August 31, 2005

Magazine Street, 1985

My first girlfriend was a Louisiana girl, a Cajun. We would rendezvous in New Orleans. This was way back in high school and in order to make the long drive from Texas and justify my absence I would always have to tell a bucket of lies. I liked the journey though and would always go with the windows rolled down and lots of tapes in the truck. Her family hated me. My family had no idea. We both knew the relationship was doomed which of course made the whole thing almost impossibly bittersweet in the way teenage romances often are.

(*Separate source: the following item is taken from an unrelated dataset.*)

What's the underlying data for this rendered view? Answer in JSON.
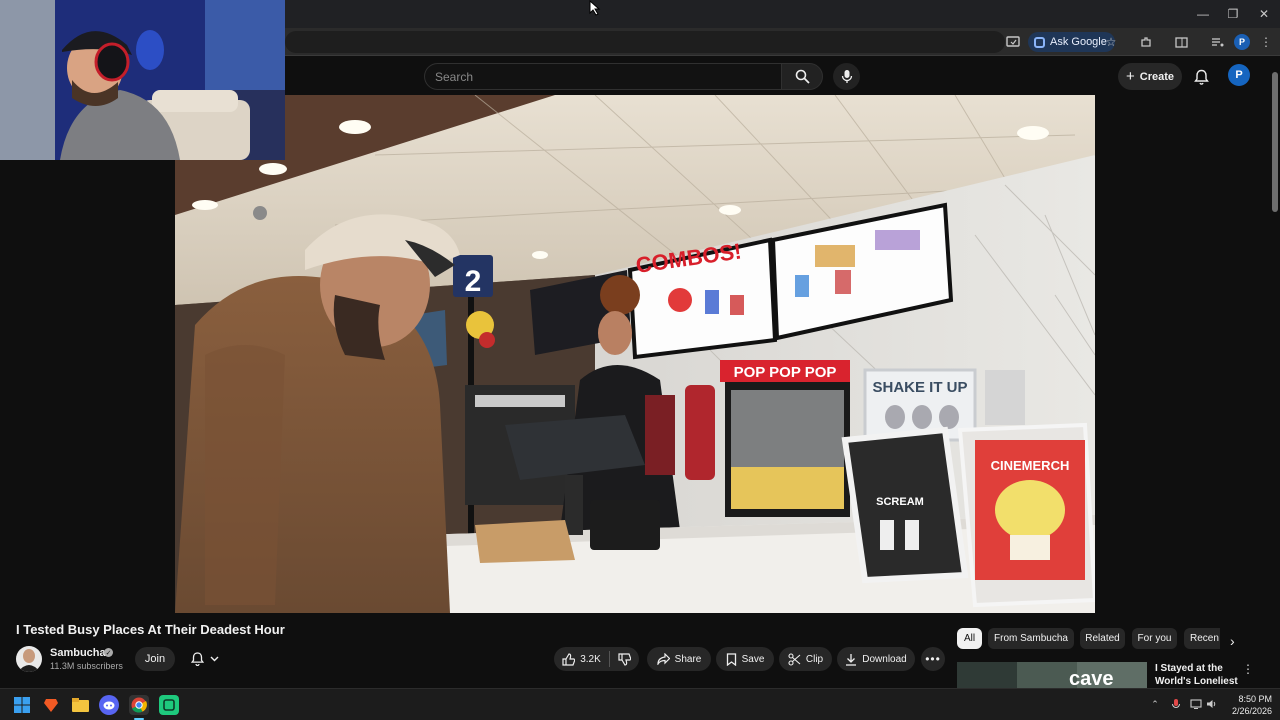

That was all a long time ago and most of the details are soft and faded like polaroid left in the sun, but something she said to me way back then always stuck in my head. It was a hot and humid August night and the air was full of crickets and frogs. We were on Magazine Street sitting on the stoop of a friends house and I was talking nonsense as usual. I was going on about the city being below sea level and the pumps that kept the city dry and the Army Corps of Engineers. I had read in a book that the Mississippi in it's natural state moves like snake sliding across wet grass but that the engineers had straightened it all out which made the river keep rising. At some point I noticed she wasn't listening and was staring into the middle distance. "What's wrong?" I asked. And then she began crying. "This whole damn city is an illusion," she said softly. "It's like Jerico or Tyre or Babylon, one day all of it, and I mean all of it, will all be gone." She talked like that, the way real Cajuns do. In the years since I've only been back to the city a handful of times, and we lost touch years ago, but when looking up at the hulls of boats passing by from the bottom of a Mississippi levee her words always came back to me... and now of course it's all come true.

posted at 11:43 PM by raul

Filed under: personal history

Comments:

09/01/05 04:35 AM

Chilling

09/05/05 10:54 PM

beautiful writing that recaptures a moment long ago.